I did my 4km on Saturday afternoon and had plans to meet my BFF to do our big 12km run on Sunday.  Plans fell through and a couple glasses of wine followed the pizza into my mouth and I didn't get out.  Monday was a big FAIL that involved ketchup chips but I'm over it and not talking about it anymore.  Tuesday?  I got out for a 12km SR and rocked it!  I felt awesome the entire way through...  well, after my first 2-3km loosening up thing and then I felt awesome.  Followed it up with a quick 4km loop tonight.

Last night was the first night where I finished my run and immediately knew that I could do it.  I will be ready to run the half-marathon on that Sunday in October.  I'm totally pumped!

Saturday, August 4, 2012

Many Reasons...

But no good excuses.  I just couldn't do the 10km this morning.  My head & body weren't into it and I felt like a bag of hammers the entire time so I cut it short at 5km.  I'm really disappointed in myself that I just couldn't push through it.

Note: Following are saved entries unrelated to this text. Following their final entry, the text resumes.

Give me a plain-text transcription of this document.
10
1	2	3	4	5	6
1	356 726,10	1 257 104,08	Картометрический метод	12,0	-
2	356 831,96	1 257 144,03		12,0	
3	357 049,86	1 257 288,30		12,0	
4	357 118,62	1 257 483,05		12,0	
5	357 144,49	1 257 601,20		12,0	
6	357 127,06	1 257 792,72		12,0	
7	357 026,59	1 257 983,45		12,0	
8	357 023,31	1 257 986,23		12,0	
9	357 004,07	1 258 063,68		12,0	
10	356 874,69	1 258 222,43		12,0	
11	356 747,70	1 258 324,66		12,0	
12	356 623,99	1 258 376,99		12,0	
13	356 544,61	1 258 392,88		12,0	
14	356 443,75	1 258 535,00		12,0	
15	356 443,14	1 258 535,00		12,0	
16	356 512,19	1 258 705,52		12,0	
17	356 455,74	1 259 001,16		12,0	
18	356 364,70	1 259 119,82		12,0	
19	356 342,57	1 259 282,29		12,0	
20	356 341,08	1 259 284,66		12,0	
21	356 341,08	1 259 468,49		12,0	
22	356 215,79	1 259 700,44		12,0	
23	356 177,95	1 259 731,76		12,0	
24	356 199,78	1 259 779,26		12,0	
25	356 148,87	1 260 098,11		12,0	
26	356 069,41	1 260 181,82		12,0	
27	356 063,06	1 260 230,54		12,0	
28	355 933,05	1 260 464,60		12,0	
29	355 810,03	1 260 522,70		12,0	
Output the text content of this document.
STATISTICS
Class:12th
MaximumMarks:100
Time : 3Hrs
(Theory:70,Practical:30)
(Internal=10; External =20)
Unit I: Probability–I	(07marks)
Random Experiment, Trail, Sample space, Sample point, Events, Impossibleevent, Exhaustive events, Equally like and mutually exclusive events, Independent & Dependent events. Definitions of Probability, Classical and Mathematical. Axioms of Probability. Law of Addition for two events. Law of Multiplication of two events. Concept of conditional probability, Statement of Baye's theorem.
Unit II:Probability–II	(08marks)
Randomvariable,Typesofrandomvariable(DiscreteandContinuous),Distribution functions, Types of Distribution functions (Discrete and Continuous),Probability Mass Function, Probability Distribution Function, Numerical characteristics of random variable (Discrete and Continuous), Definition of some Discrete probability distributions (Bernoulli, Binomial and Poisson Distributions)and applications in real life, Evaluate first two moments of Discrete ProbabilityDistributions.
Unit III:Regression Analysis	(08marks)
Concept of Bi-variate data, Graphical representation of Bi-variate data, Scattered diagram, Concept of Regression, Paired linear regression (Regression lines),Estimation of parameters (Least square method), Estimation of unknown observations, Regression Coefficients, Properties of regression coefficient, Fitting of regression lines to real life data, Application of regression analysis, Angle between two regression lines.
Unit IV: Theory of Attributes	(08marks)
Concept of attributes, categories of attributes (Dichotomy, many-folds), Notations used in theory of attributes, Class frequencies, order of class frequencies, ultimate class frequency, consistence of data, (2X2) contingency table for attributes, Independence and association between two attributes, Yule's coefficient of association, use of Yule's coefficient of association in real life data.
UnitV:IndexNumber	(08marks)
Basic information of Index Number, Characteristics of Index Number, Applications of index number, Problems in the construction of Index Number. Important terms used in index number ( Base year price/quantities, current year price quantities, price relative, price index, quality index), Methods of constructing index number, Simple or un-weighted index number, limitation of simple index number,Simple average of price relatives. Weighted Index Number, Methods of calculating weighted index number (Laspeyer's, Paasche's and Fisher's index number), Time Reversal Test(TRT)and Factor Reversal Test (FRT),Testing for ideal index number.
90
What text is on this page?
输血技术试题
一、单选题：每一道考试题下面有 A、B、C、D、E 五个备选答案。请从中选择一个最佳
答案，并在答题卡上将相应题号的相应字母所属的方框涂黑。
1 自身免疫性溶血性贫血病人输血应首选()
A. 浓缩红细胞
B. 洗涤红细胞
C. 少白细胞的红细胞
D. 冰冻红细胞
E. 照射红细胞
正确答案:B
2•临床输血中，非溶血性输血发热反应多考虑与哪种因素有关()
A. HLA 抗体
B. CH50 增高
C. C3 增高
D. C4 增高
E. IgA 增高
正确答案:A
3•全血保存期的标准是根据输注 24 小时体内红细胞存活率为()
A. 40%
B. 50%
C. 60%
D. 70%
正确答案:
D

We're away for the weekend but back Monday afternoon.  I'm hoping to do my long run on Monday evening to make up for this one.

Friday, August 3, 2012

Week One Done

I'm pretty sure I kicked ass in the eating & running department this week.  Yay!

Training this week was as follows:

Sunday:  7km (I decided against the 10km to avoid potential injury)
Tuesday:  4km
Wednesday:  2.5km
Thursday:  5km
Friday:  3km (Skipped today's rest day and ran Saturday's run because we're away for the weekend)
Saturday:  10km (not yet run...  obviously...  but I've got it scheduled for the early morning)

Since Sunday, I've run a grand total of 21.5km.  I'm still working hard to find my groove and it takes a good 2km before my legs feel loose enough to maintain a good pace.  I'm still slow in the pace department but I'm trying to remind myself that "slow and steady wins the race" and that the important part is that I'm out there pounding the pavement.

I've got a long way to go but like my BFF said, I am COMMITTED.  I really want this right now.